Dal sito Masterswim.it

Due chiacchiere con il dott. Marugo. Più attenzione e molti casi sarebbero facilmente… “evitati”

Doping: pratica illegale che consiste nell’assunzione da parte di atleti o nella somministrazione agli stessi di droghe, sostanze eccitanti, farmaci o nel ricorso a pratiche terapeutiche (per es. autoemotrasfusioni) rivolte a migliorare artificiosamente le prestazioni agonistiche.

Il doping è quindi contrario ai principi di lealtà e correttezza nelle competizioni sportive, ai valori culturali dello sport, alla sua funzione di valorizzazione delle naturali potenzialità fisiche e delle qualità morali degli atleti.

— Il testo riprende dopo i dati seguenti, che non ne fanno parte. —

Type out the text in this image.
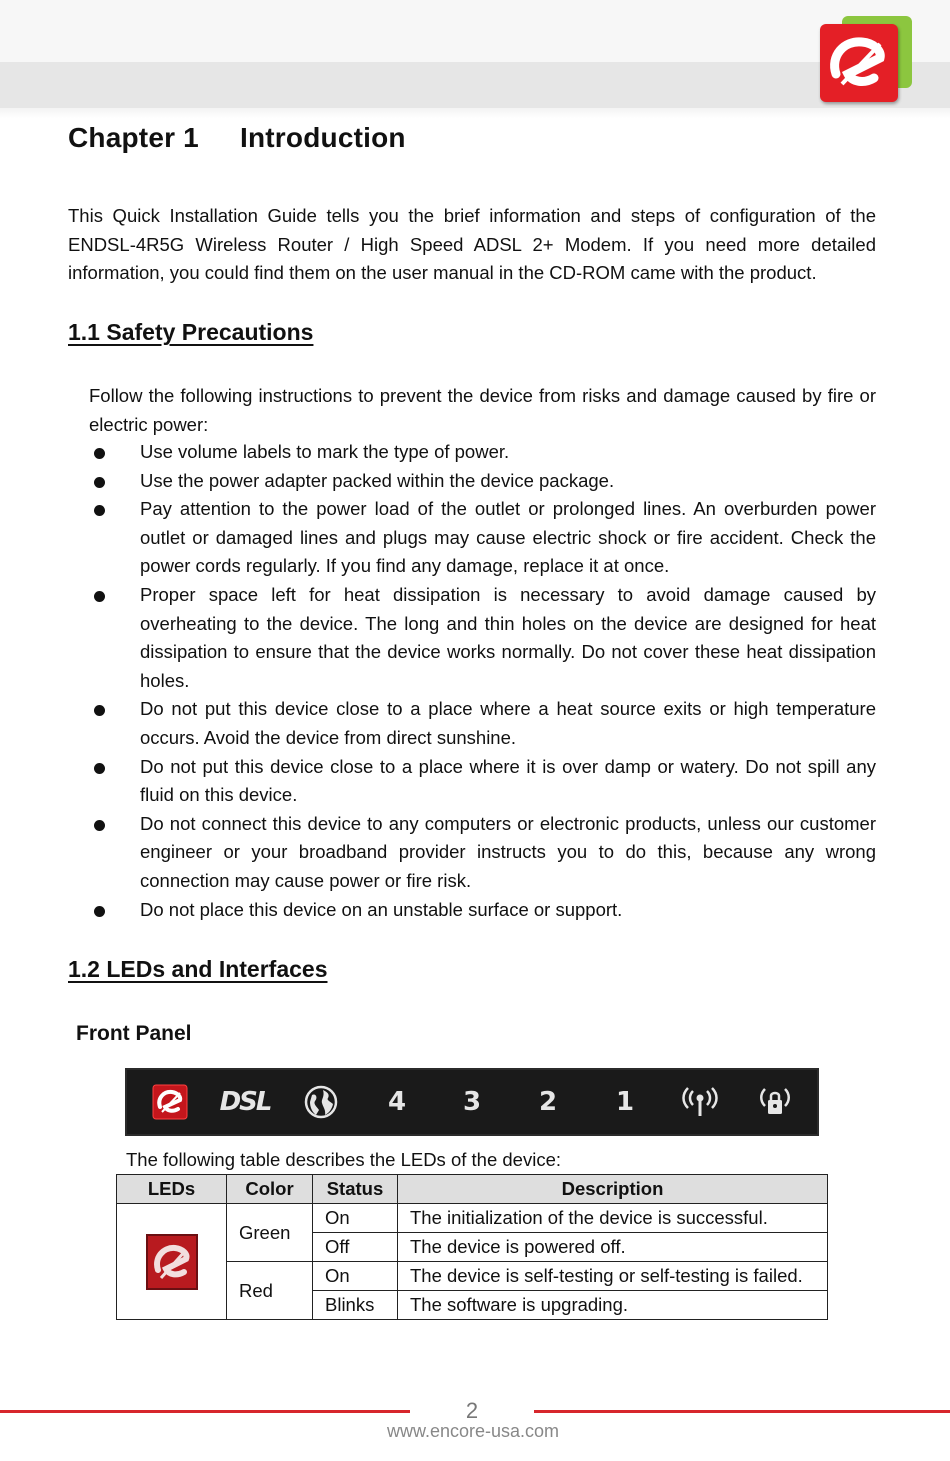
Chapter 1 Introduction

This Quick Installation Guide tells you the brief information and steps of configuration of the ENDSL-4R5G Wireless Router / High Speed ADSL 2+ Modem. If you need more detailed information, you could find them on the user manual in the CD-ROM came with the product.

1.1 Safety Precautions

Follow the following instructions to prevent the device from risks and damage caused by fire or electric power:

Use volume labels to mark the type of power.
Use the power adapter packed within the device package.
Pay attention to the power load of the outlet or prolonged lines. An overburden power outlet or damaged lines and plugs may cause electric shock or fire accident. Check the power cords regularly. If you find any damage, replace it at once.
Proper space left for heat dissipation is necessary to avoid damage caused by overheating to the device. The long and thin holes on the device are designed for heat dissipation to ensure that the device works normally. Do not cover these heat dissipation holes.
Do not put this device close to a place where a heat source exits or high temperature occurs. Avoid the device from direct sunshine.
Do not put this device close to a place where it is over damp or watery. Do not spill any fluid on this device.
Do not connect this device to any computers or electronic products, unless our customer engineer or your broadband provider instructs you to do this, because any wrong connection may cause power or fire risk.
Do not place this device on an unstable surface or support.
1.2 LEDs and Interfaces
Front Panel
DSL	4 3 2 1

The following table describes the LEDs of the device:

LEDs	Color	Status	Description
	Green	On	The initialization of the device is successful.
		Off	The device is powered off.
	Red	On	The device is self-testing or self-testing is failed.
		Blinks	The software is upgrading.

2

www.encore-usa.com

Periodicamente torna però a essere sotto le luci della ribalta, sia che si parli di sport professionistico che “amatoriale”. Pensiamo al recente scandalo che ha interessato la Russia coinvolgendo quindi di riflesso anche il mondo degli sport acquatici in quanto sede dell’ultima edizione 2015 dei Campionati del Mondo (leggi QUI), oppure alla recente vicenda che ha coinvolto due nuotatori Master risultati positivi a un trofeo del circuito Supermaster italiano e sospesi dall’attività per via cautelare.

In particolare in questo secondo caso, i due atleti sono stati messi alla gogna mediatica, con tanto di nomi e cognomi e tutto per cosa? La positività riguardava il THC, il principio attivo della cannabis, ma possiamo paragonare “il farsi una canna” con il doping che coinvolge lo sport professionistico?

Oltre a questo possono sorgere ulteriori interrogativi, ad esempio che beneficio può dare a livello prestazionale fare uso di cannabis? O ancora se faccio uso di farmaci per la salute come posso essere in regola quando gareggio?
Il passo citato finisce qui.